Die belangte Behörde geht aber auch von einer unrichtigen Rechtsauffassung hinsichtlich des Begriffes der Abgabestelle aus. Die Richtigkeit der Behauptung des im Verwaltungsverfahren einvernommenen für die beschwerdeführende Partei empfangsberechtigten Prokuristen (nämlich, daß er sich zum Zeitpunkt der Postzustellung im ersten Stock aufgehalten habe) vorausgesetzt, darf dem Begriff der Abgabestelle in Verbindung mit der Regelung des § 16 Abs. 1 des Zustellgesetzes nicht eine so enge Bedeutung beigemessen werden, daß bereits die Nichtanwesenheit eines Empfangsberechtigten im Kundenraum für sich allein als Unmöglichkeit der Zustellung einer Sendung an den Empfangsberechtigten im Sinne des § 16 Abs. 1 des Zustellgesetzes gewertet werden darf.

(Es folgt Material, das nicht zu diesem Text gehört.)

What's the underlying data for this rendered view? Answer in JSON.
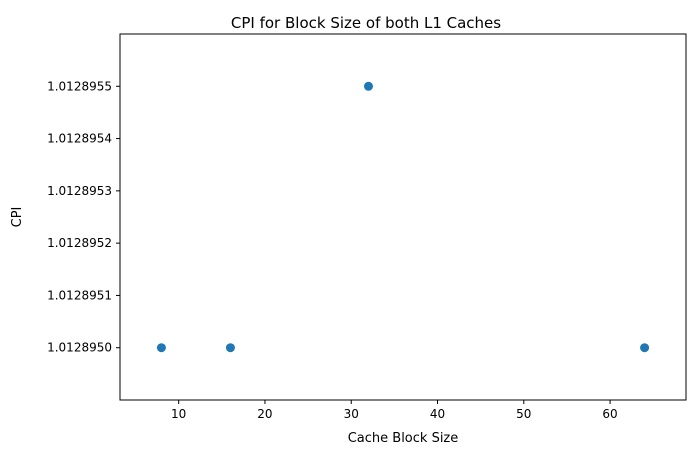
{
  "chart_data": {
    "type": "scatter",
    "title": "CPI for Block Size of both L1 Caches",
    "xlabel": "Cache Block Size",
    "ylabel": "CPI",
    "x": [
      8,
      16,
      32,
      64
    ],
    "y": [
      1.012895,
      1.012895,
      1.0128955,
      1.012895
    ],
    "xlim": [
      3.2,
      68.8
    ],
    "ylim": [
      1.0128949,
      1.0128956
    ],
    "xticks": [
      10,
      20,
      30,
      40,
      50,
      60
    ],
    "xtick_labels": [
      "10",
      "20",
      "30",
      "40",
      "50",
      "60"
    ],
    "yticks": [
      1.012895,
      1.0128951,
      1.0128952,
      1.0128953,
      1.0128954,
      1.0128955
    ],
    "ytick_labels": [
      "1.0128950",
      "1.0128951",
      "1.0128952",
      "1.0128953",
      "1.0128954",
      "1.0128955"
    ],
    "grid": false,
    "marker_color": "#1f77b4"
  }
}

Wie dem Sinn der Ausführungen in der Gegenschrift der belangten Behörde entnommen werden konnte, hat diese den vorher aufgezeigten Rechtsirrtum erkannt, weil sich die diesbezügliche Argumentation auf die aus der Aussage der "langjährigen Mitarbeiterin" (Ersatzempfängerin Frau U) gezogene Feststellung bzw. Schlußfolgerung, es sei zum Zeitpunkt der Postzustellung kein anderer Berechtigter im Haus anwesend gewesen, beschränkt.
Abgesehen davon, daß sich diese Feststellung von der allein maßgebenden in der Begründung des angefochtenen Bescheides enthaltenen Annahme inhaltlich unterscheidet, beruht diese Annahme nicht auf einem fehlerfreien Verfahren. Weder erfolgte eine Feststellung hinsichtlich des Zeitpunktes der Postzustellung, noch eine entsprechende Auseinandersetzung mit dem Vorbringen des empfangsberechtigten Prokuristen, er sei am Zustelltag den ganzen Tag im Büro gewesen. Im übrigen ist der Aussage der Ersatzempfängerin vom lediglich zu entnehmen, daß sie in den vergangenen Jahren eine bestimmte Vorgangsweise eingehalten habe. Daraus allein folgt noch nicht zwingend, daß diese Vorgangsweise gleichermaßen bei dem strittigen Zustellvorgang gegeben gewesen ist.
Die belangte Behörde hat daher bei der Erlassung des angefochtenen Bescheides ausgehend von einer unrichtigen Rechtsauffassung notwendige Erhebungen und Feststellungen unterlassen; dies mußte zur Aufhebung gemäß § 42 Abs. 2 Z. 1 VwGG wegen Rechtswidrigkeit des Inhaltes führen.
Zu dem Vorbringen der beschwerdeführenden Partei hinsichtlich ihres Wiedereinsetzungsantrages wird bemerkt, daß Gegenstand des Verfahrens nur die Zurückweisung der Berufung wegen Verspätung gewesen ist.
Die Kostenentscheidung stützt sich auf die §§ 47 ff VwGG in Verbindung mit der Pauschalierungsverordnung BGBl. Nr. 104/1991.